Генерал повозился, поудобнее устраиваясь на небольшом матрасе, прикрыл тяжелые от усталости веки, и уже через несколько минут перед его внутренним взором замелькали, сменяя одна другую, неясные призрачные картинки, и вдруг с непостижимой ясностью возникло невероятной красоты видение розово-дымчатой метели медленно облетающих лепестков цветущей сакуры… И вдруг сон улетучился неведомо куда и почему. Сэйдо, не открывая глаз, горько усмехнулся: «Покоя не могу найти я и во сне, / С тревожной думой не могу расстаться… / Весна и ночь… Но снится нынче мне, / Что начали цветы повсюду осыпаться…» Великий Осикоти Мицунэ несколько сотен лет назад чувствовал то же самое, что и я… Неужели действительно наступает конец всему и «осыпаются последние лепестки сакуры» и увядают хризантемы?…
20
Даже самый подготовленный солдат, диверсант или разведчик – это все-таки не «машина для размышлений, наблюдения за врагом и ведения боя», лишенная чувств, эмоций и нервов. Если, конечно, это не обиженный разумом примитивный законченный садист и убийца. Даже закаленные в боях и всяческих переделках, многое повидавшие бойцы остаются, прежде всего, живыми людьми – у них бывает плохое настроение, у них, как и у простых смертных, болят зубы и порой трещит голова с похмелья, они тоскуют по любимым и видят сны. И если наяву они могут управлять своими эмоциями, умеют встречать любую опасность «не дрогнув ни единым мускулом лица», то перед снами бессильны даже выпускники специальных разведшкол… Человека можно научить спать очень чутко, можно отучить разговаривать во сне, храпеть, но нельзя запретить видеть сны…
Кремер на секунду очнулся, увидел перед глазами серо-белый песок с осколками ракушек, попытался приподнять разбитую голову, наполненную болью и тяжелым шумом океанского прибоя, но вновь провалился не то в сон, не то в призрачно-бредовое забытье.
…Из мрака всплыло давнее, уже почти забытое видение московского кабинета… стол, покрытый зеленым бильярдным сукном… а это… как же его… Петр Сергеевич, точно! Хотя он, наверное, такой же «Петр Сергеевич», как я – «Лев Давидович Троцкий». Что он там толковал-то мне тогда…
– Кстати, о близких… – Петр Сергеевич переложил на столе какие-то бумажки и, не глядя на Валентина, продолжил небрежным тоном: – Ты что-то о девушке тогда говорил… Что у тебя сейчас с ней?
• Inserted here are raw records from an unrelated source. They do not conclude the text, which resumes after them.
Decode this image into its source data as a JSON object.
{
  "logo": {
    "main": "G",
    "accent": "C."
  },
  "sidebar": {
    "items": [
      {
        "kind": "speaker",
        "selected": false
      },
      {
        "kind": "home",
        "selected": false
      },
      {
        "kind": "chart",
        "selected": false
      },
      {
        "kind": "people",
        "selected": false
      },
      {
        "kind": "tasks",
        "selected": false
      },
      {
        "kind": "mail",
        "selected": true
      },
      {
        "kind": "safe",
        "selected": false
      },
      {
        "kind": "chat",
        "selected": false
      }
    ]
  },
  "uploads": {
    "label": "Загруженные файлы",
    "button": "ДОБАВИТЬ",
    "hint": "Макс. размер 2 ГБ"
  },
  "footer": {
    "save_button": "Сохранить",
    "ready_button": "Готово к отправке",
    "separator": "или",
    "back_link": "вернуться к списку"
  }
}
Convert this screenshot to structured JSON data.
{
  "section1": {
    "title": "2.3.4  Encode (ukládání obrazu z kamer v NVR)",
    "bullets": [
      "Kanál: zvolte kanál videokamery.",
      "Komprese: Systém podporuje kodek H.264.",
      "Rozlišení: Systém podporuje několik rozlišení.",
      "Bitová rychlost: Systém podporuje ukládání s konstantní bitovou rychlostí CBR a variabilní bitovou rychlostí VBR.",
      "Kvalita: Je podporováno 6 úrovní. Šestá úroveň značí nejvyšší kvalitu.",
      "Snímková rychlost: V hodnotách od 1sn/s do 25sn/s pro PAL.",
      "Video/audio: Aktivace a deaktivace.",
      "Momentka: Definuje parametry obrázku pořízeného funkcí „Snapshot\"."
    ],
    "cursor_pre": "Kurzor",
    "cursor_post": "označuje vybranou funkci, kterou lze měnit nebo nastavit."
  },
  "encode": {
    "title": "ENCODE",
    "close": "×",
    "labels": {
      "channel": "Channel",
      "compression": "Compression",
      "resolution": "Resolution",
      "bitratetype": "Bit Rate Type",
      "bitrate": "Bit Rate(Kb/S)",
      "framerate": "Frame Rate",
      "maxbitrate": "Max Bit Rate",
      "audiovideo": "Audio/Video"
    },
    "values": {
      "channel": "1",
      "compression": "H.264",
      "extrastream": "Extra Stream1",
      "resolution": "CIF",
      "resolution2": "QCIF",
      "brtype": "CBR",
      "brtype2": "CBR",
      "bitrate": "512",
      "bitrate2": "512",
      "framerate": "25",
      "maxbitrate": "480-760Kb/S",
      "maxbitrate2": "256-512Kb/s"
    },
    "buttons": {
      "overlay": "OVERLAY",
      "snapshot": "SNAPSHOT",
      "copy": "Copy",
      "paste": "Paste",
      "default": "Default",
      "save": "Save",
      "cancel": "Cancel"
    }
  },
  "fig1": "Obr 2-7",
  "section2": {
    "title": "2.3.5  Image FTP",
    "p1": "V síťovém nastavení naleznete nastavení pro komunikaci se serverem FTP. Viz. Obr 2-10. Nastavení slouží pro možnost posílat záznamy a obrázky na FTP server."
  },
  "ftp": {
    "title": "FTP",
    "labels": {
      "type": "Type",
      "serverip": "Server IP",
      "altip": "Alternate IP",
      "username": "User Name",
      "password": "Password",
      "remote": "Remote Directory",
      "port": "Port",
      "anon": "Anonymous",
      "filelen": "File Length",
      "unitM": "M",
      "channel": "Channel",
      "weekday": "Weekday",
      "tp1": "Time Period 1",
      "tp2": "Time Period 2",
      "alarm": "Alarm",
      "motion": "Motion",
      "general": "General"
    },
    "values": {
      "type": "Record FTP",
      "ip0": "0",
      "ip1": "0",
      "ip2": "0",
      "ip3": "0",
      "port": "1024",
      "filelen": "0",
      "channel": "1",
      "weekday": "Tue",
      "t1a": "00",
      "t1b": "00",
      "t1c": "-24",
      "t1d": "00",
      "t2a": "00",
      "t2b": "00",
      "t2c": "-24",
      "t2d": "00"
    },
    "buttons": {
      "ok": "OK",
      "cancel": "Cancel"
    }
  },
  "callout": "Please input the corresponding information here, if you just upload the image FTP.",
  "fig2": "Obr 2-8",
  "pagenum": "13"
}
– Да ничего, – недоуменно пожал плечами Седых, – вы же сами сказали: теперь никаких контактов! Ни с кем…
– Ну да, запамятовал, брат, извини, – подполковник с улыбкой посмотрел на курсанта, несколько секунд помолчал, размышляя о чем-то своем, и вдруг неожиданно предложил: – Тут вот какое дело… Сам понимаешь, уезжаешь не на один день… Думаю, на годы. Я, между прочим, сам молодым был… Когда-то. Если у вас всерьез все, то, может, проститься хочешь?
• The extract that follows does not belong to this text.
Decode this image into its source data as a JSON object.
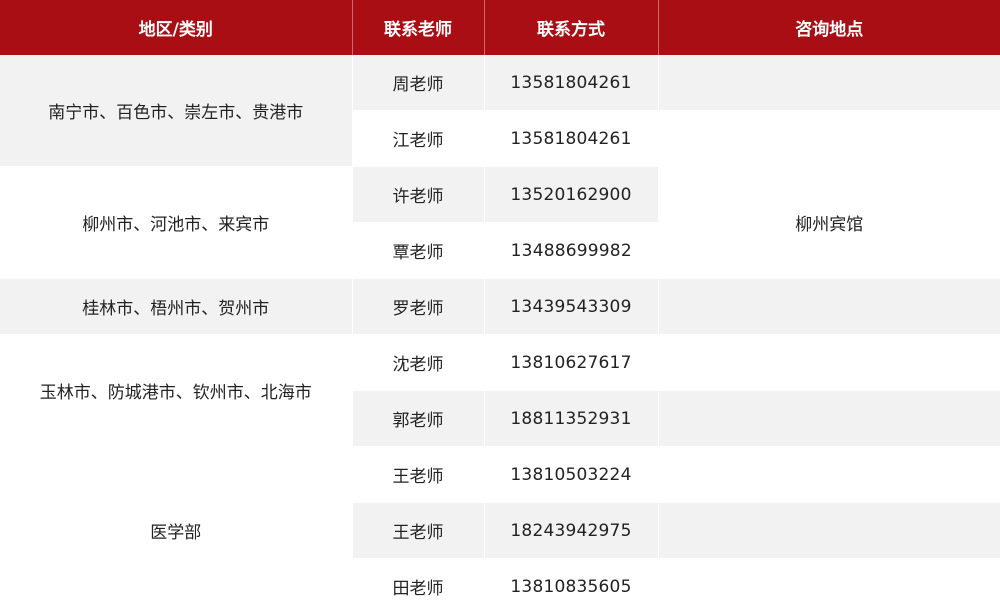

– А можно? – Седых недоверчиво взглянул на куратора, но в глазах явно шевельнулась несмелая надежда. – А как же…
– Можно. Устроим… Только одно условие: о делах ни слова, ни полунамека! Ну, можешь сказать ей что-нибудь вроде «в военное училище, мол, еду поступать». Подальше куда – во Владивосток, например… Ну что, боец, «прощание славянки» устраиваем?
– Да… Спасибо вам, Петр Сергеевич!
– Да ладно… – подполковник неловко отмахнулся. – Ты главное помни: о Германии ни звука! А встречу… где же… ну, ладно, найду я вам гнездышко. Сам тебя и отвезу, а ты ей позвонишь… Зовут-то красавицу как?
– Полинка…
– Полина, значит… Хорошее имя. Ну, брат, гладь штаны, ботинки чисти и жди.
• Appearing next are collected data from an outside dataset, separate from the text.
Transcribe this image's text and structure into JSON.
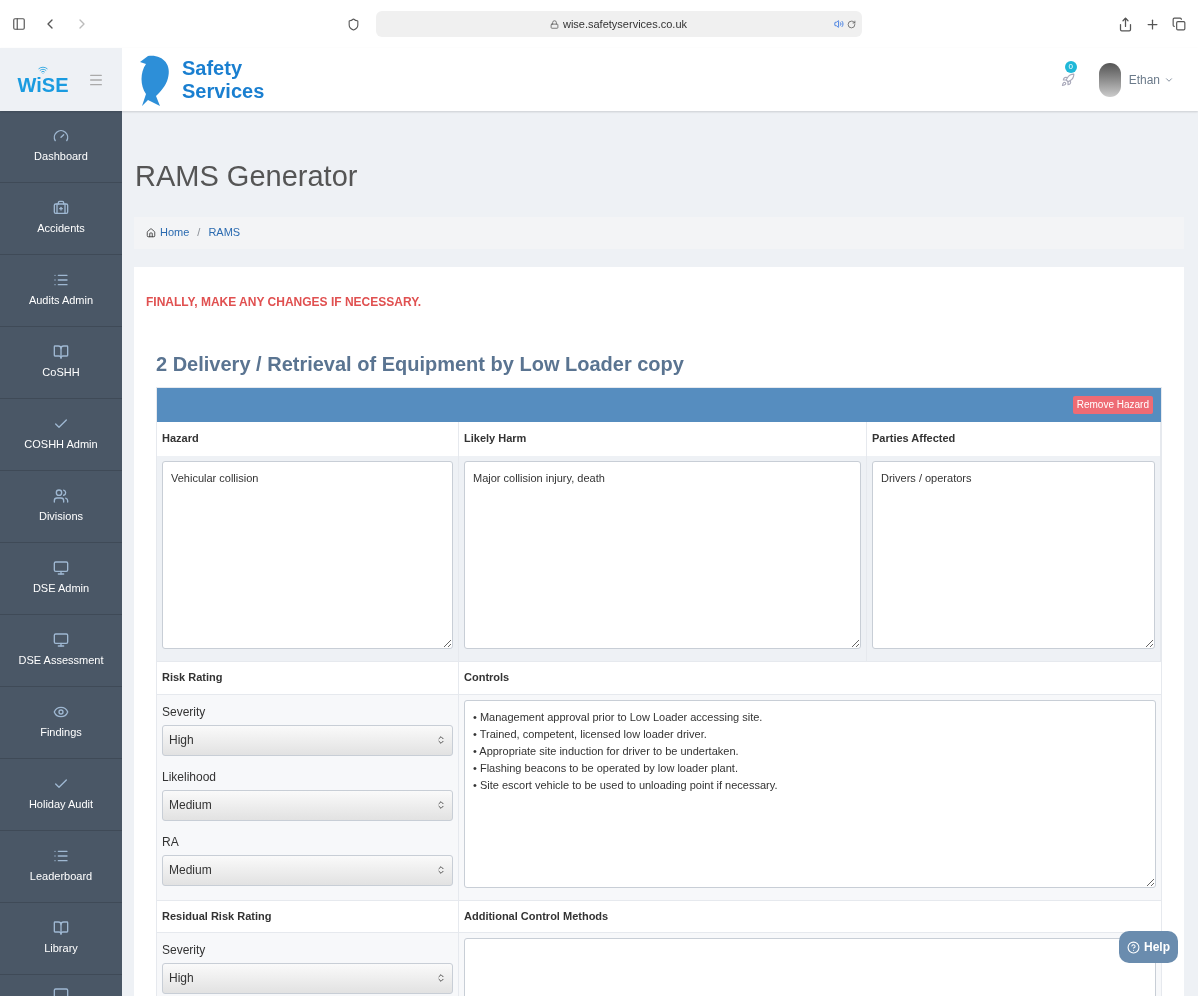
{
  "browser": {
    "url": "wise.safetyservices.co.uk"
  },
  "header": {
    "app_logo": "WiSE",
    "brand": [
      "Safety",
      "Services"
    ],
    "notification_count": "0",
    "user": "Ethan"
  },
  "sidebar": {
    "items": [
      {
        "label": "Dashboard"
      },
      {
        "label": "Accidents"
      },
      {
        "label": "Audits Admin"
      },
      {
        "label": "CoSHH"
      },
      {
        "label": "COSHH Admin"
      },
      {
        "label": "Divisions"
      },
      {
        "label": "DSE Admin"
      },
      {
        "label": "DSE Assessment"
      },
      {
        "label": "Findings"
      },
      {
        "label": "Holiday Audit"
      },
      {
        "label": "Leaderboard"
      },
      {
        "label": "Library"
      }
    ]
  },
  "page": {
    "title": "RAMS Generator",
    "breadcrumb": [
      "Home",
      "RAMS"
    ],
    "breadcrumb_separator": "/"
  },
  "notice": "FINALLY, MAKE ANY CHANGES IF NECESSARY.",
  "hazard_block": {
    "title": "2 Delivery / Retrieval of Equipment by Low Loader copy",
    "remove_button": "Remove Hazard",
    "columns": [
      "Hazard",
      "Likely Harm",
      "Parties Affected"
    ],
    "values": [
      "Vehicular collision",
      "Major collision injury, death",
      "Drivers / operators"
    ],
    "risk_rating": {
      "heading": "Risk Rating",
      "fields": [
        {
          "label": "Severity",
          "value": "High"
        },
        {
          "label": "Likelihood",
          "value": "Medium"
        },
        {
          "label": "RA",
          "value": "Medium"
        }
      ]
    },
    "controls": {
      "heading": "Controls",
      "lines": [
        "• Management approval prior to Low Loader accessing site.",
        "• Trained, competent, licensed low loader driver.",
        "• Appropriate site induction for driver to be undertaken.",
        "• Flashing beacons to be operated by low loader plant.",
        "• Site escort vehicle to be used to unloading point if necessary."
      ]
    },
    "residual_risk_rating": {
      "heading": "Residual Risk Rating",
      "fields": [
        {
          "label": "Severity",
          "value": "High"
        }
      ]
    },
    "additional_controls": {
      "heading": "Additional Control Methods"
    }
  },
  "help_button": "Help"
}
…В открытой дверце высокой кафельной печки догорали поленья, оранжево-голубые огоньки пробегали по дышавшей сухим жаром груде рдеющих углей, тщетно пытаясь разогнать неверными бликами темноту, заливавшую небольшую узкую комнату с одним высоким окном. Валька с Полинкой сидели на маленькой скамеечке перед открытой дверцей, смотрели на завораживающую игру слабевшего огня и молчали. Валентин оперся локтями о колени, сцепил ладони в замок и, чувствуя теплое прикосновение Полинкиного плеча, искал и никак не мог найти нужные слова, чтобы сказать этой милой темноглазой девчушке с копной пышных рыжих волос, что нет для него на свете человека дороже ее. «Милая, славная, единственная… Черт, а что вообще говорят в таких случаях?! А ведь я… А ведь я, может статься, и не увижу ее больше никогда! Господи, какое слово-то страшное: «никогда…». Полюшка моя, я не хочу! Я никуда и ничего не хочу!! Ну почему все так погано, а?!»